Anaemia in Pregnancy

Anaemia is defined as a low concentration of haemoglobin in the blood. This is the result of an underlying disease and is not a disease itself. The prefix an- means without, and the suffix –aemia relates to blood.

Haemoglobin is a protein found in red blood cells. It is responsible for picking up oxygen in the lungs and transporting it to the cells of the body. Iron is an essential ingredient in creating haemoglobin and forms part of the structure of the molecule.

Women are routinely screened for anaemia twice during pregnancy:

  • Booking clinic
  • 28 weeks gestation


During pregnancy, the plasma volume increases. This results in a reduction in the haemoglobin concentration. The blood is diluted due to the higher plasma volume.

It is important to optimise the treatment of anaemia during pregnancy so that the woman has reasonable reserves, in case there is significant blood loss during delivery.



Often anaemia in pregnancy is asymptomatic.
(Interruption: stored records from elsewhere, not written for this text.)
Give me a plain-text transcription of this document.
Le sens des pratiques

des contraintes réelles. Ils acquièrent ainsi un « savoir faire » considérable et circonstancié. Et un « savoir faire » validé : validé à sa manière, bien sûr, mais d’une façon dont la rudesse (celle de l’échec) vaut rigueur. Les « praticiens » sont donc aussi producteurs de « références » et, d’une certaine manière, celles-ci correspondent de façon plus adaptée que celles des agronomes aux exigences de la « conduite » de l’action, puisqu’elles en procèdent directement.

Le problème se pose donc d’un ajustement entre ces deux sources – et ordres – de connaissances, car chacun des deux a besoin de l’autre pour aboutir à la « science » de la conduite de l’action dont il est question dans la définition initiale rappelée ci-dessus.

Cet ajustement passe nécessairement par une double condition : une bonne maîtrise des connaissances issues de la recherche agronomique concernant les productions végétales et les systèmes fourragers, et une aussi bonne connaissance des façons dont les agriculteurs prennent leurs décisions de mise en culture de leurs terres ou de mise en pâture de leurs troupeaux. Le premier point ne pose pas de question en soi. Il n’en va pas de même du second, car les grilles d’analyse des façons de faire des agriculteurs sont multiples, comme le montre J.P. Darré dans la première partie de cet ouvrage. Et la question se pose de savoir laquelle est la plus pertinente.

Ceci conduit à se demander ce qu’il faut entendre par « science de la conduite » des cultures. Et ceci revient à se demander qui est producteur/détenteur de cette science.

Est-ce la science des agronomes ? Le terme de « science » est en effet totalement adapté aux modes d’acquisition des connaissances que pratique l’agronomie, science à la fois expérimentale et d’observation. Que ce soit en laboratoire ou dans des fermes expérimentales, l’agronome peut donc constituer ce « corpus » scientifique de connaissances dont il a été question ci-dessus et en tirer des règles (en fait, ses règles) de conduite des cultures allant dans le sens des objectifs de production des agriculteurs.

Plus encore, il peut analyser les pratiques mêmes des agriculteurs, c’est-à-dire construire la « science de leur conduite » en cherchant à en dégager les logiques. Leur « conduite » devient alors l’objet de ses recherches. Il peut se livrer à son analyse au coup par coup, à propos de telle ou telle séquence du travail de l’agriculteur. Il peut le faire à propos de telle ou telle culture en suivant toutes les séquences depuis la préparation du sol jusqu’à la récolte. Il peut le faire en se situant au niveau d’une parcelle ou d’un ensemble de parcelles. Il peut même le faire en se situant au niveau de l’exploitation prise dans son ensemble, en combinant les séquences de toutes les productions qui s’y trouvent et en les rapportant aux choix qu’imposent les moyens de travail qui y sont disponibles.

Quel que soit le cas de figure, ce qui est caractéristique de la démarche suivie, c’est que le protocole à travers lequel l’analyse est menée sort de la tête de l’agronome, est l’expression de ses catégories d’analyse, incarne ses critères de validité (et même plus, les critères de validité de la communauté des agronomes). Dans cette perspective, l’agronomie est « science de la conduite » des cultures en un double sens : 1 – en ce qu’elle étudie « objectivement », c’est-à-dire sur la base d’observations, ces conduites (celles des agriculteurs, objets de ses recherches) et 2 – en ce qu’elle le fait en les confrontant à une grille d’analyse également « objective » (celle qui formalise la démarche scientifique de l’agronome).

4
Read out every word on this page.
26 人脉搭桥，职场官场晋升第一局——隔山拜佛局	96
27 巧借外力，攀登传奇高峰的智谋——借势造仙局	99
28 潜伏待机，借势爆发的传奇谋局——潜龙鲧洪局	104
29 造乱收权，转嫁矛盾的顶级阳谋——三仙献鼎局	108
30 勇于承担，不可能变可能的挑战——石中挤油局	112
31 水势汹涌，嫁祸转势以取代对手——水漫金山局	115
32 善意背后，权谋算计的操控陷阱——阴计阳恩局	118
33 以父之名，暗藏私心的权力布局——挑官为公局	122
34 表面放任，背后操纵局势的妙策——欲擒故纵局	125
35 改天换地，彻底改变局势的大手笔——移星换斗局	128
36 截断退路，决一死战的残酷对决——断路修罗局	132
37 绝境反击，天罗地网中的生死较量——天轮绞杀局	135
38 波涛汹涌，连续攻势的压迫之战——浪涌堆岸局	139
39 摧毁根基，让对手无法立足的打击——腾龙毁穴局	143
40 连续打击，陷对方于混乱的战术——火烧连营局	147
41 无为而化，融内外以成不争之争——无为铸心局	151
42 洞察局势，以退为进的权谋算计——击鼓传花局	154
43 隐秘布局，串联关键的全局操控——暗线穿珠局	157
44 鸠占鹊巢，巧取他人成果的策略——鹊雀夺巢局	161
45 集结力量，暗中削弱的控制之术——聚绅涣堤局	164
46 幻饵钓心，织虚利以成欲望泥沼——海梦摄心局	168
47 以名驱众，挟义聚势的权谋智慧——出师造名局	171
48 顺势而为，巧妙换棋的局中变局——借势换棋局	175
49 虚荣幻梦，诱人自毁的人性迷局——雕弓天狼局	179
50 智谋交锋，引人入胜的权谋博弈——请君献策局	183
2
Women may have:

  • Shortness of breath
  • Fatigue
  • Dizziness
  • Pallor



The normal ranges for haemoglobin during pregnancy are:


Haemoglobin Concentration

Booking bloods

> 110 g/l

28 weeks gestation

> 105 g/l

Post partum

> 100 g/l


The mean cell volume (MCV) can indicate the cause of the anaemia:

  • Low MCV may indicate iron deficiency
  • Normal MCV may indicate a physiological anaemia due to the increased plasma volume of pregnancy
  • Raised MCV may indicate B12 or folate deficiency


Women are offered haemoglobinopathy screening at the booking clinic for thalassaemia (all women) and sickle cell disease (women at higher risk). Both are causes of significant anaemia in pregnancy.

Additional investigations are not routinely performed, by may help establish the cause of the anaemia. They may include:

  • Ferritin
  • B12
  • Folate




Women with anaemia in pregnancy are started on iron replacement (e.g. ferrous sulphate 200mg three times daily). When women are not anaemic, but have a low ferritin (indicating low iron stores), they may be started on supplementary iron.



The increased plasma volume and B12 requirements often result in a low B12 in pregnancy. Women with low B12 should be tested for pernicious anaemia (checking for intrinsic factor antibodies).

Advice should be sought from a haematologist regarding further investigations and treatment of low B12 in pregnancy. Treatment options for low B12 are:

  • Intramuscular hydroxocobalamin injections
  • Oral cyanocobalamin tablets



All women should already be taking folic acid 400mcg per day. Women with folate deficiency are started on folic acid 5mg daily.


Thalassaemia and Sickle Cell Anaemia

Women with a haemoglobinopathy will be managed jointly with a specialist haematologist. They require high dose folic acid (5mg), close monitoring and transfusions when required.